Being one stanza from Louis Cabri’s “Salon, salon.” What if the reader isn’t immediately transformed into rhythm of the chorus of David Bowie’s song? Since so much of my own poetry carries on precisely this kind of dialog with pop culture, I worry about this more than a little.

 

Are Abigail Child’s poems, which here as elsewhere follow a prosody that can be traced historically back to Stein, inherently more optimistic than her films?

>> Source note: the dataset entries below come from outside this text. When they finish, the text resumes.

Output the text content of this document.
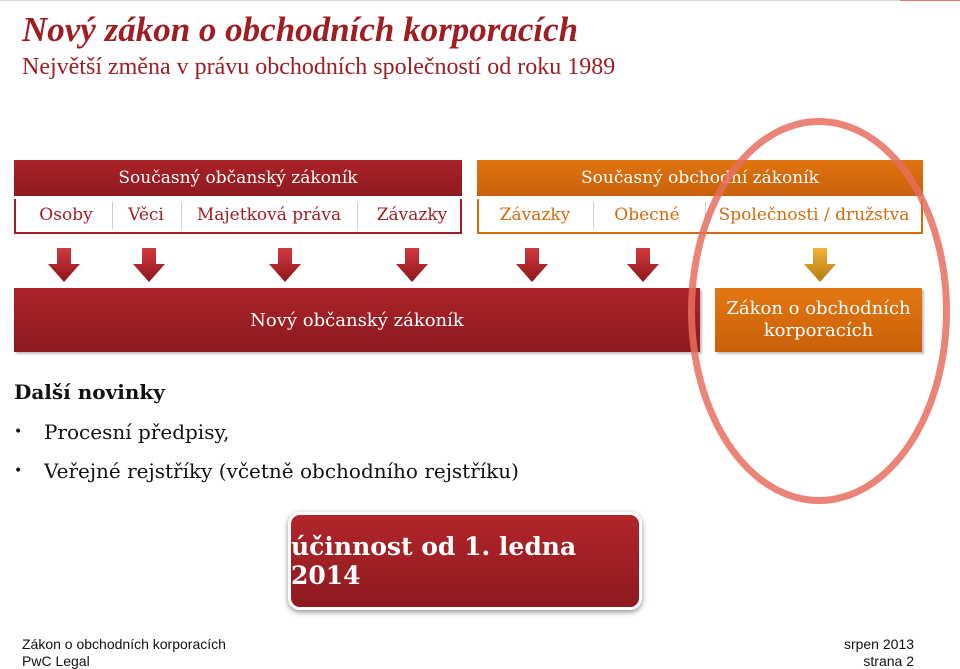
Nový zákon o obchodních korporacích
Největší změna v právu obchodních společností od roku 1989
Současný občanský zákoník
Osoby	Věci	Majetková práva	Závazky
Současný obchodní zákoník
Závazky	Obecné	Společnosti / družstva
Nový občanský zákoník
Zákon o obchodních
korporacích
Další novinky
• Procesní předpisy,
• Veřejné rejstříky (včetně obchodního rejstříku)
účinnost od 1. ledna 2014
Zákon o obchodních korporacích
PwC Legal
srpen 2013
strana 2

Does she use different media for different moods? [At the Drawing Center on Tuesday I asked her & she replied that it had obviously been a long time since I’d seen one of her films. ]

 

Why do the works from K. Silem Mohammad’s Deer Dead Nation have nine elements of punctuation in front of every line? In “false / Vodoun Democracy,” it’s nine consecutive colons (:::::::::), while in “Mars Needs Terrorists” – a title that Spicer would have envied – each line has a block that includes five colons alternating with 4 periods (:.:.:.:.:). I’m working hard here to avoid all kinds of colonitis puns.

 

Is Rachel Blau DuPlessisDraft 56: Bildungsgedicht with Apple the shortest section of Drafts to date, or is than an optical allusion created by the “landscape” orientation of Kiosk’s page? Also, how is it that DuPlessis is managing to get more productive every year? It’s the literary equivalent of watching the careers of Barry Bonds or Mark McGwire – they already had established themselves as baseball superstars when each suddenly just blossomed into power hitters on some transcendental level.